Psychologues scolaires : Un nouveau corps et tous les problèmes seraient réglés ?

 

Comme prévu, la création d’un corps de psychologues de l’éducation nationale devrait se faire avant la cessation d’activité de l’actuel gouvernement.
Le ministère a donc suivi la voie qu’il avait tracée avec l’accord des associations professionnelles et des syndicats majoritaires. Sans tenir compte des critiques ni de l’histoire des psychologues scolaires, dont Henri Wallon, leur initiateur, estimait obligatoire leur passage par la case instituteur. Il semble que le peur d’un remake de 2003 (tentative de régionaliser les COP) soit largement à la source de la ferveur avec laquelle certains syndicats du secondaire défendent la création. Mais il y a aussi cette volonté d’être reconnus comme psychologues à part entière, portée par les associations professionnelles de psychologues scolaires, alors même que ce statut leur a été accordé il y a belle lurette. Pourtant des tas de questions restent sans réponses ; et d’abord la principale : que cherche ce gouvernement, qui casse l’Éducation nationale depuis quatre ans avec ce statut ? Qui dit qu’ensuite, au lieu d’empêcher la régionalisation des personnels, ce statut ne la favorisera pas ? Quel mouvement national va pouvoir exister avec un corps de 5 000 à 6 000 personnes ? Voici d’autres interrogations.

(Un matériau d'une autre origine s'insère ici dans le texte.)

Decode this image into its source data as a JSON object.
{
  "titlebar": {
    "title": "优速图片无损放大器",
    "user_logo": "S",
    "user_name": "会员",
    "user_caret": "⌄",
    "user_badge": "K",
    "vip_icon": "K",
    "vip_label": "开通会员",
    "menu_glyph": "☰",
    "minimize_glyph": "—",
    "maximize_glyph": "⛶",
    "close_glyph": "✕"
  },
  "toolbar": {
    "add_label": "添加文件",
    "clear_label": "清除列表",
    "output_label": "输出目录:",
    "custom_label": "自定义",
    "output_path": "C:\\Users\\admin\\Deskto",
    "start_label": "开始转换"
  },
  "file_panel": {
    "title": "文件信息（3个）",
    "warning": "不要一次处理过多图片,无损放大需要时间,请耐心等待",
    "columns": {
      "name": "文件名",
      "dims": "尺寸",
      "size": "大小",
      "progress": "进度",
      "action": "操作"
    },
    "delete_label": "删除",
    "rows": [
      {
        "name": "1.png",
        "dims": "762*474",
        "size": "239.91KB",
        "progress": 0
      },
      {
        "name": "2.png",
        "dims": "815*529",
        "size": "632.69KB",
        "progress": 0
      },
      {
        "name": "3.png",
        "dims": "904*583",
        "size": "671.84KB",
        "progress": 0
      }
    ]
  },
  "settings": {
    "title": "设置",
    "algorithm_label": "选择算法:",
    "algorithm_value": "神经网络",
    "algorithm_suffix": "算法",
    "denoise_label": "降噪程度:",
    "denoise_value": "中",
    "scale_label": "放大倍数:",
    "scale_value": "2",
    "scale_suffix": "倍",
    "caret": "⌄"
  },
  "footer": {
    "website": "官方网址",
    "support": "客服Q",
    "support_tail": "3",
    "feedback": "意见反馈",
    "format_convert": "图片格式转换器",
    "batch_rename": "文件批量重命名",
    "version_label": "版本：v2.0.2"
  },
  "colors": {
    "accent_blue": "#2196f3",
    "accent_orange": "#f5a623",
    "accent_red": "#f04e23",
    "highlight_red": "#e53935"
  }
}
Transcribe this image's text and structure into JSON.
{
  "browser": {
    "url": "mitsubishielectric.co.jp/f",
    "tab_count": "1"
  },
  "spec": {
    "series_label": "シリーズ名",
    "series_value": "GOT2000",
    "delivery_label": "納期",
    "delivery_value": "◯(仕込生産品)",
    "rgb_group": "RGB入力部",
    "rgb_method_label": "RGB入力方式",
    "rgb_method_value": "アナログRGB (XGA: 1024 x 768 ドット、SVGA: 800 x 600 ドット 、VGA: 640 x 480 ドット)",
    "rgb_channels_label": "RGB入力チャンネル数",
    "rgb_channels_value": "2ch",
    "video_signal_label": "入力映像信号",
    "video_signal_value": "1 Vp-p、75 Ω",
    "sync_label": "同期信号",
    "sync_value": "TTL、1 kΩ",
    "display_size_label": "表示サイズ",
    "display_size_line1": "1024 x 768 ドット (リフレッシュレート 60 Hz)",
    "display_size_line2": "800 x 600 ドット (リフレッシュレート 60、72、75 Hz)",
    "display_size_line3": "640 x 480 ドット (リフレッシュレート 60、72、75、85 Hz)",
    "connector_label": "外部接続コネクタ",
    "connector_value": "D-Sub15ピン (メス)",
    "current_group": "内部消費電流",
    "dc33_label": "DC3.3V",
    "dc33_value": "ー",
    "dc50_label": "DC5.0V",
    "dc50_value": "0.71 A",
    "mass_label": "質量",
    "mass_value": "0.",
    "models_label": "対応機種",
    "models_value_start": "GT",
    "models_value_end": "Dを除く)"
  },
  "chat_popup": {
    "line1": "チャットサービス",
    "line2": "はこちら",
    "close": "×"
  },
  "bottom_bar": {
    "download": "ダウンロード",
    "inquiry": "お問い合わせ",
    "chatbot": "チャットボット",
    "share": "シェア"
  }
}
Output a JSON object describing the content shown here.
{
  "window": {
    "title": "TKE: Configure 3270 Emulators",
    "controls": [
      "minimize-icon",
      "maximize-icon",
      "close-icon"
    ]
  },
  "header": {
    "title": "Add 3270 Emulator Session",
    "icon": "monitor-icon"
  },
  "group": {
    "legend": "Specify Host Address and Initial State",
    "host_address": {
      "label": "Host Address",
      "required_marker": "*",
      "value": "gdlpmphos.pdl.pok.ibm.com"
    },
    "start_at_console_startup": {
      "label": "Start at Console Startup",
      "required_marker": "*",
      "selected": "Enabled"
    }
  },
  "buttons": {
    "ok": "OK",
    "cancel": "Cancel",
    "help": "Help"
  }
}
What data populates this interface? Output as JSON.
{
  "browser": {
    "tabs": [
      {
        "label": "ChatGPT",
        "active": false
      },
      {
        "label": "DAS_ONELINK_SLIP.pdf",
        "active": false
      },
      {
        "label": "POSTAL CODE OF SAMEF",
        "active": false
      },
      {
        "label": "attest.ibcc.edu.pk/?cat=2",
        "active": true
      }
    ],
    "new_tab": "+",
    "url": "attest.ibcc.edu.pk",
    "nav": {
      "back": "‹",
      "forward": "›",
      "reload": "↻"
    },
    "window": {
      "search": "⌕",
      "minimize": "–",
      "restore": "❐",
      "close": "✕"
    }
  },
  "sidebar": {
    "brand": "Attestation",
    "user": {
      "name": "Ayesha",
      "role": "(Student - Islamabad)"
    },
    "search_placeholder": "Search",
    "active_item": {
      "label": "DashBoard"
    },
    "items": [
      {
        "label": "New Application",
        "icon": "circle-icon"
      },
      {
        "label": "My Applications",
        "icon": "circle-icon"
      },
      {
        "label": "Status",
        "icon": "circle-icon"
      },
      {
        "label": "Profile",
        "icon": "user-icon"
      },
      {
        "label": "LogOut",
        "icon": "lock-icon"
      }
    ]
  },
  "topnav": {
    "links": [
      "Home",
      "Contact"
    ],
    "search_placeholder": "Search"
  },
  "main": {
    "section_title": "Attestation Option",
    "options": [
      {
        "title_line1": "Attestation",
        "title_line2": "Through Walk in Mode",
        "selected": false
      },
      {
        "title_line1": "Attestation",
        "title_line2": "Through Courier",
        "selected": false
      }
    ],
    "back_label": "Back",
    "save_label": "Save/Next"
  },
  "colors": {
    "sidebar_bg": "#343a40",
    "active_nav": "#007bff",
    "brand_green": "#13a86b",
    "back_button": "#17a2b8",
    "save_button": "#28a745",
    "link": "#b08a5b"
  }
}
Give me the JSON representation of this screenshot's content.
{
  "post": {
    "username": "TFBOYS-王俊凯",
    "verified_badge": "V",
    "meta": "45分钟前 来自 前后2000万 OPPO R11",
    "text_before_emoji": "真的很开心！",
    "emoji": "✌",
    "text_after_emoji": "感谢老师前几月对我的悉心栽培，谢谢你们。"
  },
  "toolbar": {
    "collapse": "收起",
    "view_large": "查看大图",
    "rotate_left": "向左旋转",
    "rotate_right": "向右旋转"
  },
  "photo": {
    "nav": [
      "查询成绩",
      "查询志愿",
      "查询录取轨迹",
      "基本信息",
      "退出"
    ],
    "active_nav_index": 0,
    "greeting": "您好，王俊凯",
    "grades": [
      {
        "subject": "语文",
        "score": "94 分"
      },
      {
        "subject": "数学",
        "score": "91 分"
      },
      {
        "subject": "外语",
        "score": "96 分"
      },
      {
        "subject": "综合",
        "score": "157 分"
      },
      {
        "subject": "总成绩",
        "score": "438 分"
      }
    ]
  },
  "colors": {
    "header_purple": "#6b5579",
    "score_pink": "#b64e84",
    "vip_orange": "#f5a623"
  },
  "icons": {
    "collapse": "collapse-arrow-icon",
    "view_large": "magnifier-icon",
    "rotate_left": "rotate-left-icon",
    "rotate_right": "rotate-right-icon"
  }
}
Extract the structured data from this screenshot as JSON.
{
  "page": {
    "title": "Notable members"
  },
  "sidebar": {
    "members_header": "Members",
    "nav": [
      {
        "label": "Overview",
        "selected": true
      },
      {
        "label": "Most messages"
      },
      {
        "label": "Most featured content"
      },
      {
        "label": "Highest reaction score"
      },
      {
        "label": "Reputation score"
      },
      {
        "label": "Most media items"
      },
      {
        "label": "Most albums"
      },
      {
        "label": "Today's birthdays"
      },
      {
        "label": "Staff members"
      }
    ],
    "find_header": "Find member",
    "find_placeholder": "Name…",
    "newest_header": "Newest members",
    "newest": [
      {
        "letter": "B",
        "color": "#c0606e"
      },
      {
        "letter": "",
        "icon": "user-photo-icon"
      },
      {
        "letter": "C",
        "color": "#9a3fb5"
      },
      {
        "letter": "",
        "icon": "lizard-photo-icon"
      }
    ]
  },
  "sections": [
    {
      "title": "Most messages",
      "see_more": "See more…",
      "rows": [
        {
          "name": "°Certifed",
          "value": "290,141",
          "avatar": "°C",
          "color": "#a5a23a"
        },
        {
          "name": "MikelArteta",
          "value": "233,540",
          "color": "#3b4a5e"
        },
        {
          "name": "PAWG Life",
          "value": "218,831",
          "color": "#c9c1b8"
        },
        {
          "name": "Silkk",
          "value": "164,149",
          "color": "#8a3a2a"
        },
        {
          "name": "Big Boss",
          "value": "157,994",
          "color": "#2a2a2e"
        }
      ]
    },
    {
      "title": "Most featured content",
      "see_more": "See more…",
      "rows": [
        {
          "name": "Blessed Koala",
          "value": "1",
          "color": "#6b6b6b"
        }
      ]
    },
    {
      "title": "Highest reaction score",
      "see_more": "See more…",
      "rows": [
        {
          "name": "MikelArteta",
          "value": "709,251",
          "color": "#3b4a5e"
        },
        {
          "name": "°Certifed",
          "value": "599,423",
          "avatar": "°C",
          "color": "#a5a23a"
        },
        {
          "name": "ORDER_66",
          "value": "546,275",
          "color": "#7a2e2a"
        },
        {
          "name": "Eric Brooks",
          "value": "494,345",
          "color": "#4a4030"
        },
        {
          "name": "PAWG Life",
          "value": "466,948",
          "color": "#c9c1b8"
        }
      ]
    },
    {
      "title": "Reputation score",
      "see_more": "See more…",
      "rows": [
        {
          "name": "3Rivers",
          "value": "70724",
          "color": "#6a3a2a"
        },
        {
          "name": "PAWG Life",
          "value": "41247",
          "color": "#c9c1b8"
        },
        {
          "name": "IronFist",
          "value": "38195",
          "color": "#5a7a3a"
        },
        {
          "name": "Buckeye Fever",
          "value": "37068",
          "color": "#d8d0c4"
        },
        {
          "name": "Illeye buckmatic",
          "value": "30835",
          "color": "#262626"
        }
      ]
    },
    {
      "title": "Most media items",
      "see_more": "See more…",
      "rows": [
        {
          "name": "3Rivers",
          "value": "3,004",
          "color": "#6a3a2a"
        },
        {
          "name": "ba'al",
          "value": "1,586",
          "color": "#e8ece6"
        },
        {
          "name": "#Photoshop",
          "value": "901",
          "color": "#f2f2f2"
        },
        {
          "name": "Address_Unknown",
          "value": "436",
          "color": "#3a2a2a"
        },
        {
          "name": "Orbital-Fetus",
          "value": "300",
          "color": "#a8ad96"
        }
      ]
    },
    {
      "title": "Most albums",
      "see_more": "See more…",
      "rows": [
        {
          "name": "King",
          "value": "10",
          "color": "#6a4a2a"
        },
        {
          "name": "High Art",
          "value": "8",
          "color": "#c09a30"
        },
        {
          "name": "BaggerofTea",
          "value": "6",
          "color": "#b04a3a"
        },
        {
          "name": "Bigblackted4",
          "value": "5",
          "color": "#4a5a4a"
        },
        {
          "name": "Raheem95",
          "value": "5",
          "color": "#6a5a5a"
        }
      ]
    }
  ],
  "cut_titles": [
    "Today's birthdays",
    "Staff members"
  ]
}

Quid de leur rémunération ? Nous savons qu’aujourd’hui, après la suppression des 5000 postes de RASED Sous Darcos et Châtel, jamais remise en cause par Peillon, Hamon ni Vallaud-Belkacem, les liens entre les collègues chargés de classe et les collègues spécialisés, notamment les psychologues scolaires, se sont distendus. Qu’en sera-t-il désormais avec des psychologues qui « accompagnent en tant que de besoin les équipes pédagogiques dans les actions visant la mobilisation des élèves dans leur scolarité. » ?
Enfin, il faut dire un mot de ce qui nous semble la principale réponse à la première question (pourquoi ce statut). Depuis des années le métier de psychologue scolaire évolue, en même temps que les cognitivistes prennent le pas sur les psychanalystes, dans la formation, dans les idées véhiculées. Les idées dominantes sont celles de la classe dominante, disait Marx ; voilà qui se vérifie de nouveau.
Exit le côté aide aux élèves en difficulté qui était la feuille de route des RASED. Les psychologues de l’éducation nationale version premier degré n’ont plus qu’une mission : « mobiliser leurs compétences en faveur du bienêtre psychologique et de la socialisation de tous les enfants.. » Et rien qui ait un quelconque rapport avec la réussite scolaire, et encore moins avec la promotion collective.
En revanche, bilan, diagnostic, psychologue comme gare de tri, en veux tu en voilà. Même la prévention est conçue, non comme un accompagnement de longue haleine, mais comme une série de diagnostic, un repérage réduit aux « risques de désinvestissement et de rupture scolaires ».
Bref, c’est la dernière pierre d’une entreprise de longue haleine visant à éloigner les psychologues des salles des maitres. Et c’est une pierre de plus à la mort lente des RASED, en attendant que les maitres E deviennent des enseignants de soutien et que les maitres G disparaissent. C’est la suite logique de la ligne suivie à ce sujet par le ministère, avec la circulaire de 2014 et les pôles de ressource mettant tous les spécialisés dans le pot commun de la circonscription, sous la responsabilité directe de l’IEN.
La CGT Éduc’action était, dès le début, défavorable à cette création d’un corps (ou, plutôt, de deux demi-corps). La perspective qui s’annonce et les conditions concrètes ne nous font pas changer d’avis, loin de là. D’autant plus qu’aux dernières nouvelles (mais nous n’en avons pas eu depuis longtemps à ce sujet), les psychologues scolaires actuels perdraient leur statut s’ils ne voulaient pas intégrer le corps et deviendraient « PE ». Une iniquité de plus pour ce gouvernement. Tout doit être bouclé d’ici fin 2016.